The food service and restaurant industry is the nation’s second-largest private-sector employer, with 15.5 million jobs, according to the National Restaurant Association. Roughly 2.2 million of those employees are tipped servers and bartenders, who could end up with more money in their pockets if their tips are no longer taxed.
Trump’s campaign hasn’t given much detail on how his administration would eliminate taxes on tips, but tax experts have warned that it could turn into a loophole for high earners. Claims from the Trump campaign that the Republican candidate is pro-labor have clashed with his record of appointing leaders to the National Labor Relations Board who have rolled back worker protections.
Meanwhile, Harris has said she’d only exempt workers who make $75,000 or less from paying income tax on their tips, but the money would still be subject to taxes toward Social Security and Medicare, the Washington Post previously reported.
In keeping with the campaign’s more labor-friendly approach, Harris is also pledging to eliminate the tip credit: In 37 states, employers only have to pay tipped workers the minimum wage as long as that hourly wage and tips add up to the area’s pay floor.
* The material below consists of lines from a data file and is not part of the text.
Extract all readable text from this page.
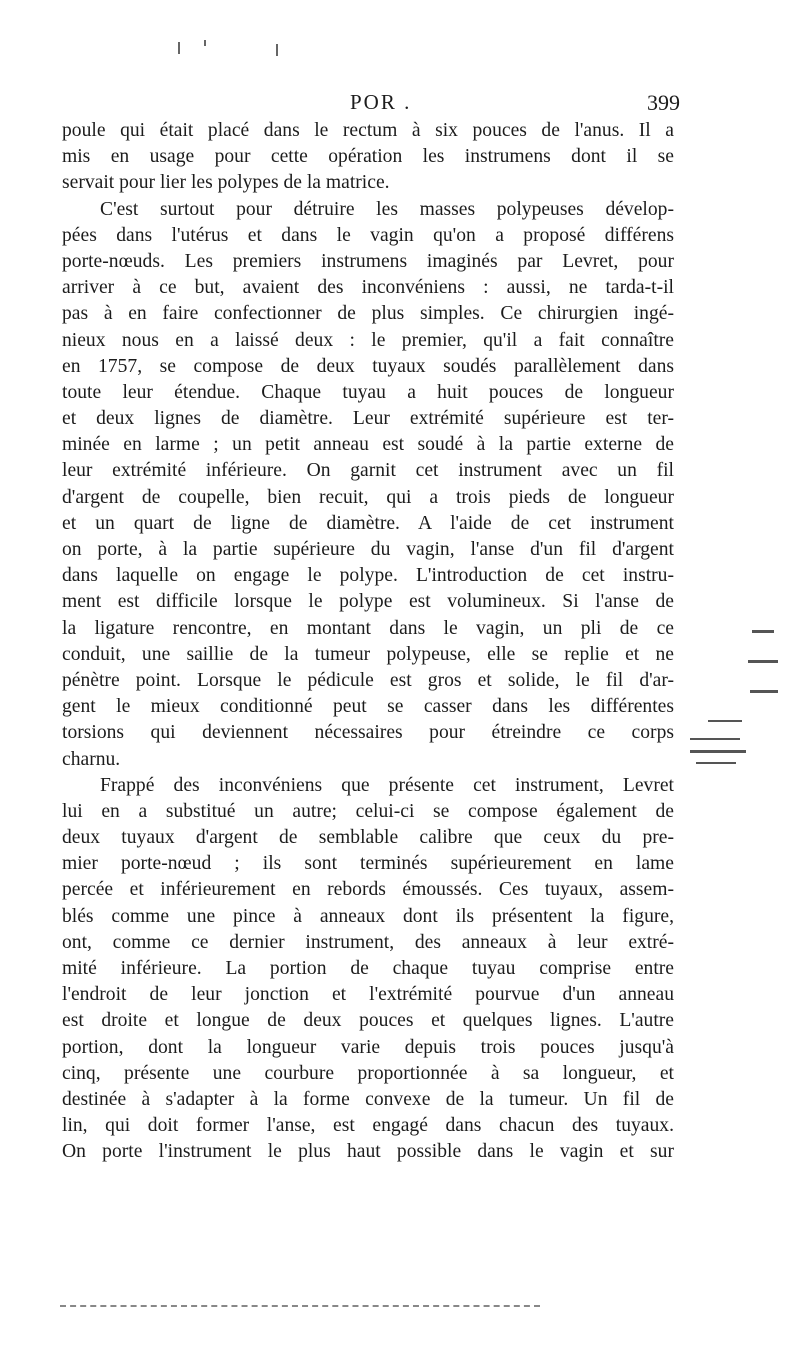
POR .	399
poule qui était placé dans le rectum à six pouces de l'anus. Il a
mis en usage pour cette opération les instrumens dont il se
servait pour lier les polypes de la matrice.
C'est surtout pour détruire les masses polypeuses dévelop-
pées dans l'utérus et dans le vagin qu'on a proposé différens
porte-nœuds. Les premiers instrumens imaginés par Levret, pour
arriver à ce but, avaient des inconvéniens : aussi, ne tarda-t-il
pas à en faire confectionner de plus simples. Ce chirurgien ingé-
nieux nous en a laissé deux : le premier, qu'il a fait connaître
en 1757, se compose de deux tuyaux soudés parallèlement dans
toute leur étendue. Chaque tuyau a huit pouces de longueur
et deux lignes de diamètre. Leur extrémité supérieure est ter-
minée en larme ; un petit anneau est soudé à la partie externe de
leur extrémité inférieure. On garnit cet instrument avec un fil
d'argent de coupelle, bien recuit, qui a trois pieds de longueur
et un quart de ligne de diamètre. A l'aide de cet instrument
on porte, à la partie supérieure du vagin, l'anse d'un fil d'argent
dans laquelle on engage le polype. L'introduction de cet instru-
ment est difficile lorsque le polype est volumineux. Si l'anse de
la ligature rencontre, en montant dans le vagin, un pli de ce
conduit, une saillie de la tumeur polypeuse, elle se replie et ne
pénètre point. Lorsque le pédicule est gros et solide, le fil d'ar-
gent le mieux conditionné peut se casser dans les différentes
torsions qui deviennent nécessaires pour étreindre ce corps
charnu.
Frappé des inconvéniens que présente cet instrument, Levret
lui en a substitué un autre; celui-ci se compose également de
deux tuyaux d'argent de semblable calibre que ceux du pre-
mier porte-nœud ; ils sont terminés supérieurement en lame
percée et inférieurement en rebords émoussés. Ces tuyaux, assem-
blés comme une pince à anneaux dont ils présentent la figure,
ont, comme ce dernier instrument, des anneaux à leur extré-
mité inférieure. La portion de chaque tuyau comprise entre
l'endroit de leur jonction et l'extrémité pourvue d'un anneau
est droite et longue de deux pouces et quelques lignes. L'autre
portion, dont la longueur varie depuis trois pouces jusqu'à
cinq, présente une courbure proportionnée à sa longueur, et
destinée à s'adapter à la forme convexe de la tumeur. Un fil de
lin, qui doit former l'anse, est engagé dans chacun des tuyaux.
On porte l'instrument le plus haut possible dans le vagin et sur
Since 1991, the federal pay floor for tipped wages has been stuck at $2.13.
“In the short term, if [restaurants] have to pay higher wages to their waiters, they’re going to have to raise menu prices, which is going to lower demand,” said Michael Lynn, a tipping expert and Cornell University professor.
Tech
Whichever candidate comes out ahead in November will have to grapple with the rapidly evolving artificial intelligence sector.
Generative AI is the biggest story in tech since the launch of OpenAI’s ChatGPT in late 2022. It presents a conundrum for regulators, because it allows consumers to easily create text and images from simple queries, creating privacy and safety concerns.
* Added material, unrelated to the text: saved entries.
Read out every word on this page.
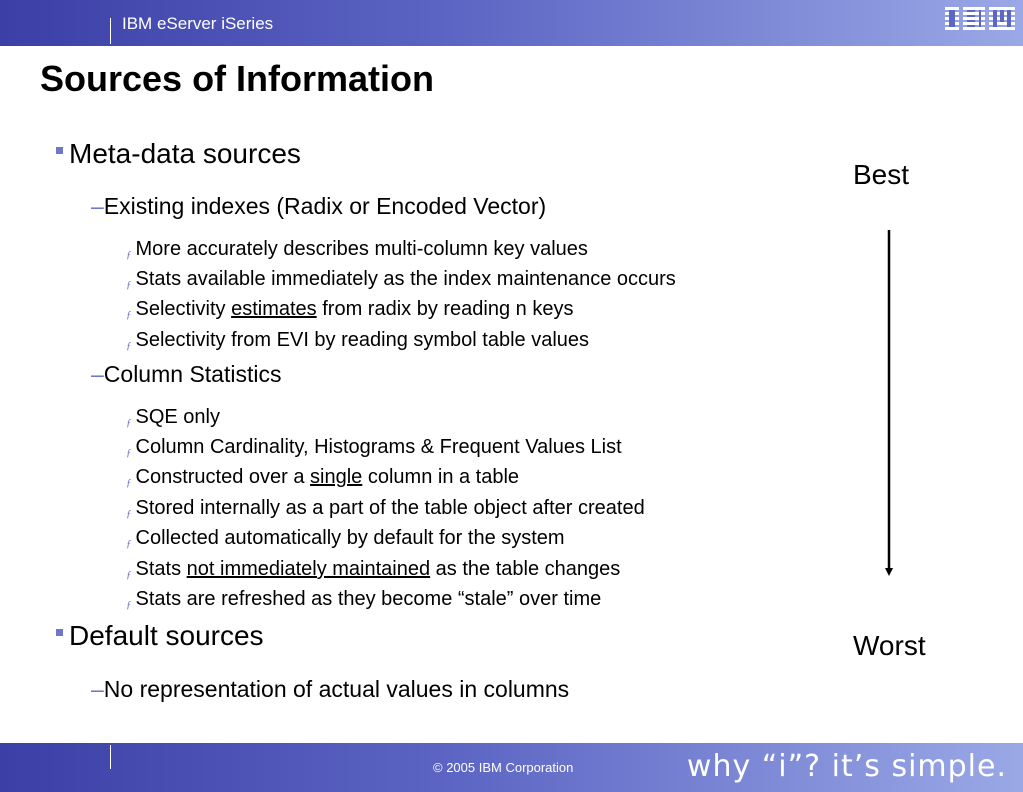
IBM eServer iSeries
Sources of Information
Meta-data sources
–Existing indexes (Radix or Encoded Vector)
ƒ More accurately describes multi-column key values
ƒ Stats available immediately as the index maintenance occurs
ƒ Selectivity estimates from radix by reading n keys
ƒ Selectivity from EVI by reading symbol table values
–Column Statistics
ƒ SQE only
ƒ Column Cardinality, Histograms & Frequent Values List
ƒ Constructed over a single column in a table
ƒ Stored internally as a part of the table object after created
ƒ Collected automatically by default for the system
ƒ Stats not immediately maintained as the table changes
ƒ Stats are refreshed as they become “stale” over time
Default sources
–No representation of actual values in columns
Best
Worst
© 2005 IBM Corporation	why “i”? it’s simple.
Harris has said she and Biden “reject the false choice that suggests we can either protect the public or advance innovation.” Last year, the White House issued an executive order that led to the formation of the Commerce Department’s U.S. AI Safety Institute, which is evaluating AI models from OpenAI and Anthropic.
Trump has committed to repealing the executive order.
A second Trump administration might also attempt to challenge a Securities and Exchange Commission rule that requires companies to disclose cybersecurity incidents. The White House said in January that more transparency “will incentivize corporate executives to invest in cybersecurity and cyber risk management.”
Trump’s running mate, Vance, co-sponsored a bill designed to end the rule. Andrew Garbarino, the House Republican who introduced an identical bill, has said the SEC rule increases cybersecurity risk and overlaps with existing law on incident reporting.
Also at stake in the election is the fate of dealmaking for tech investors and executives.
With Lina Khan helming the FTC, the top tech companies have been largely thwarted from making big acquisitions, though the Justice Department and European regulators have also created hurdles.
Tech transaction volume peaked at $1.5 trillion in 2021, then plummeted to $544 billion last year and $465 billion in 2024 as of September, according to Dealogic.
Many in the tech industry are critical of Khan and want her to be replaced should Harris win in November. Meanwhile, Vance, who worked in venture capital before entering politics, said as recently as February — before he was chosen as Trump’s running mate — that Khan was “doing a pretty good job.”
Khan, whom Biden nominated in 2021, has challenged Amazon and Meta on antitrust grounds and has said the FTC will investigate AI investments at Alphabet, Amazon and Microsoft.